3. Multiscale Statistical Analysis

[16] Multiscale statistical analysis methods in the hydrometeorological sciences have been actively developed over the last 15 years. Theoretical treatments are given by Schertzer and Lovejoy [1987] and Gupta and Waymire [1993] and follow from multiplicative cascade theory. For analysis oriented papers focusing primarily on parameter estimation methods and analysis results the reader is referred to papers such as Davis et al. [1994, 1996] and Harris et al. [1996, 1997, 2001], among others.

[17] A brief description of the methodology of multiscale statistical analysis as well as some insight into the physical/geometrical interpretation of the multiscale parameters are illustrated here using one rainfall pattern from each of the three storms of 27 June 1995 as examples.

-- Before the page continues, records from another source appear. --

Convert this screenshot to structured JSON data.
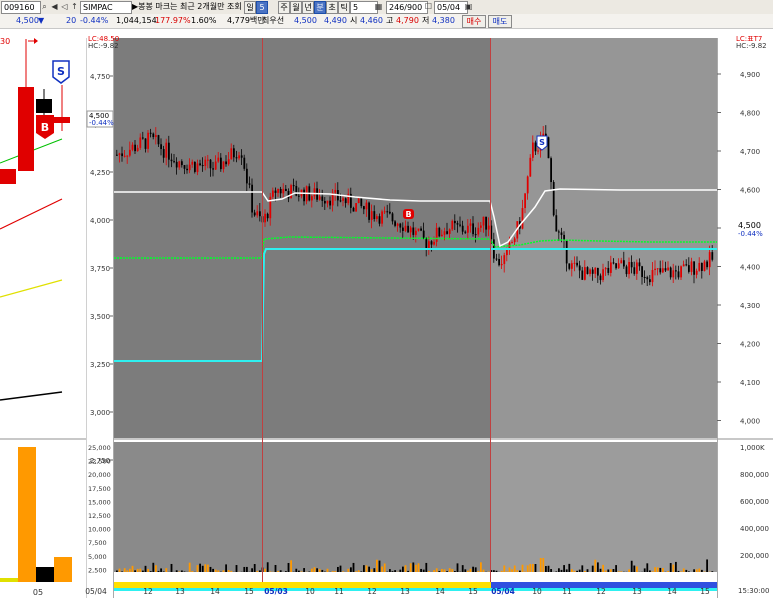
{
  "toolbar": {
    "stock_code": "009160",
    "stock_name": "SIMPAC",
    "period_labels": [
      "일",
      "5",
      "주",
      "월",
      "년"
    ],
    "period_selected": "5",
    "time_buttons": [
      "분",
      "초",
      "틱"
    ],
    "minute_value": "5",
    "count_display": "246/900",
    "date_value": "05/04",
    "bookmark_hint": "▶봉봉 마크는 최근 2개월만 조회",
    "icons": [
      "search-icon",
      "arrow-left-icon",
      "speaker-icon",
      "arrow-up-icon",
      "grid-icon",
      "checkbox-icon",
      "lock-icon"
    ]
  },
  "quote": {
    "price": "4,500",
    "change_arrow": "▼",
    "change": "20",
    "change_pct": "-0.44%",
    "volume": "1,044,154",
    "volume_ratio": "177.97%",
    "turnover_rate": "1.60%",
    "amount": "4,779백만",
    "priority_label": "최우선",
    "best_ask": "4,500",
    "best_bid": "4,490",
    "open_label": "시",
    "open": "4,460",
    "high_label": "고",
    "high": "4,790",
    "low_label": "저",
    "low": "4,380",
    "buy_button": "매수",
    "sell_button": "매도"
  },
  "left_chart": {
    "top_label": "30",
    "buy_marker": "B",
    "sell_marker": "S",
    "bottom_label": "05"
  },
  "middle_chart": {
    "lc_label": "LC:48.50",
    "hc_label": "HC:-9.82",
    "current_price": "4,500",
    "current_change": "-0.44%",
    "buy_marker": "B",
    "sell_marker": "S",
    "y_ticks": [
      "4,750",
      "4,500",
      "4,250",
      "4,000",
      "3,750",
      "3,500",
      "3,250",
      "3,000",
      "2,750"
    ],
    "vol_ticks": [
      "25,000",
      "22,500",
      "20,000",
      "17,500",
      "15,000",
      "12,500",
      "10,000",
      "7,500",
      "5,000",
      "2,500"
    ],
    "x_labels": [
      "05/04",
      "12",
      "13",
      "14",
      "15",
      "05/03",
      "10",
      "11",
      "12",
      "13",
      "14",
      "15",
      "05/04",
      "10",
      "11",
      "12",
      "13",
      "14",
      "15"
    ]
  },
  "right_axis": {
    "lc_label": "LC:표T7",
    "hc_label": "HC:-9.82",
    "y_ticks": [
      "4,900",
      "4,800",
      "4,700",
      "4,600",
      "4,500",
      "4,400",
      "4,300",
      "4,200",
      "4,100",
      "4,000"
    ],
    "current_price": "4,500",
    "current_change": "-0.44%",
    "vol_ticks": [
      "1,000K",
      "800,000",
      "600,000",
      "400,000",
      "200,000"
    ],
    "time_label": "15:30:00"
  },
  "colors": {
    "up": "#e00000",
    "down": "#000000",
    "bg_dark": "#7c7c7c",
    "bg_light": "#969696",
    "white_line": "#ffffff",
    "green_line": "#00ff2a",
    "cyan_line": "#2ef0f0",
    "volume_bar": "#ff9900"
  },
  "chart_data": {
    "type": "candlestick",
    "ylim": [
      2750,
      4900
    ],
    "volume_ylim": [
      0,
      25000
    ],
    "grid": true
  }
}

Figure 2 shows the spatial rainfall patterns for 27 June 1995 at 0802 UTC (storm 1), 1602 UTC (storm 2), and 2200 UTC (storm 3). The analysis was performed over the entire 100 × 100 km2 area and was not done separately for each storm's sub-area of concentration. This area of investigation captures the spatial extent of the three storms, and further enlargement of the area would not change the parameter estimates as it would only add surrounding nonrainy (zero) pixels which do not contribute to the multiscale statistical analysis.

Figure 2.

Rainfall for the 27 June 1995 Rapidan River basin and southern Virginia storms at (a) 0802 UTC, (b) 1602 UTC, and (c) 2200 UTC representing storms 1, 2, and 3, respectively.

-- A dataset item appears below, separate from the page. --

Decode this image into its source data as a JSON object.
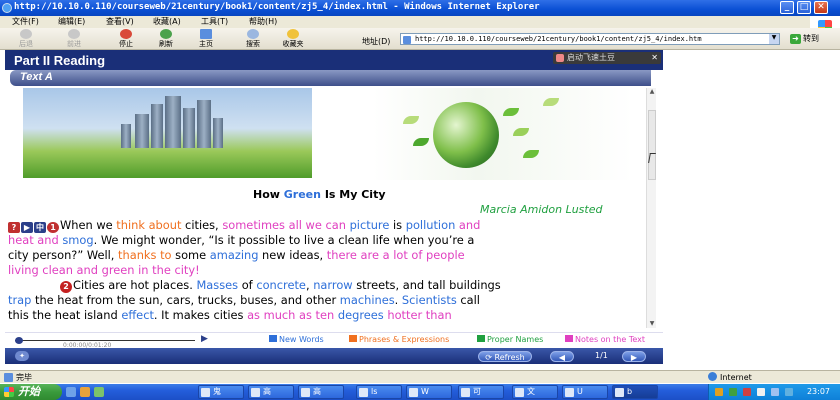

[18] The essence of the framework is that for the purposes of both characterization and downscaling, the 2-D rain fields are seen as smoothed or spatially averaged self-similar multiplicative cascades. Cascades in 2-D are simple constructs whereby one takes a unit area, divides the area into four quarters of equal rainfall, and multiplies each of the four rainfall values by a different random multiplicative weight. Each quarter is then further divided in four and the rainfall is multiplied again by random weights and so on. Despite their simplicity of construction, cascades form constructs with rich statistical properties such as long range correlations, intermittency, and extreme fluctuations, of the type observed in a wide range of geophysical phenomena including rainfall. It is the simplicity of cascade construction combined with their ability to mimic the variability observed in rainfall that make cascades attractive tools for downscaling purposes.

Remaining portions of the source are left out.